The Federation of International Lacrosse officially recognized the Ugandan Lacrosse League (ULU) as an associate member only in 2010, but the country hopes to send a team to the World Lacrosse Championships in Denver in 2014. It will be the first African team ever to compete.

During his December visit, Mackey not only helped train players, but also advised ULU leadership about how to sustain the sport and build the program nationally.

Initial training sessions were a little rough, Mackey said, as the players were not as disciplined as they should have been. Though several Division I players have visited in the past and shared their expertise, "(the players) haven't had a consistent coach," Mackey said. "You leave a kid with a stick and he does what he feels like, not what he should do."

Mackey used his Army training and experience (he served with the 14th Military Intelligence Battalion on Fort Lewis in the early 1990s) to help provide some structure for the players.

"I was doling out pushups and running," he said. "Thank God I'm a vet and I've had to do PT before. It really helped me get the guys moving."

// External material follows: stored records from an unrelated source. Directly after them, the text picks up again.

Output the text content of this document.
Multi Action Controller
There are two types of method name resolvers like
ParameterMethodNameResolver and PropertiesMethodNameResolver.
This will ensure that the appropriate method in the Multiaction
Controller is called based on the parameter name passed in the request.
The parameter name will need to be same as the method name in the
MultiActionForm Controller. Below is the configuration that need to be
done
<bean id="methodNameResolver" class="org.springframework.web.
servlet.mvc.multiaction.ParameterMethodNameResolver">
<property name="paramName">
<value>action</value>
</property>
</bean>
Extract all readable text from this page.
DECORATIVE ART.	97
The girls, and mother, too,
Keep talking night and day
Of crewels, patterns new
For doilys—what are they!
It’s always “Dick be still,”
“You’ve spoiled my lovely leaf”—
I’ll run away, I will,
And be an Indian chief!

His persistence and genuine presence paid off - at a lacrosse media day event held during the visit, the ULU announced Mackey, much to his surprise, as one of the coaches of the burgeoning national team. He thinks part of the reason was that "I felt it, I believed in the people," he said.

But the trip wasn't all about lacrosse. Mackey also took time to visit an AIDS clinic and the HOPEFUL school as well as sit in on a youth council and visit the Life Church, which is run by a group from Tacoma.

All were close to his heart, as he lost both of his parents to AIDS while he was still a teenager.  

Mackey plans to return to Uganda in June for the King's Cup, more training and to revisit the Life Church.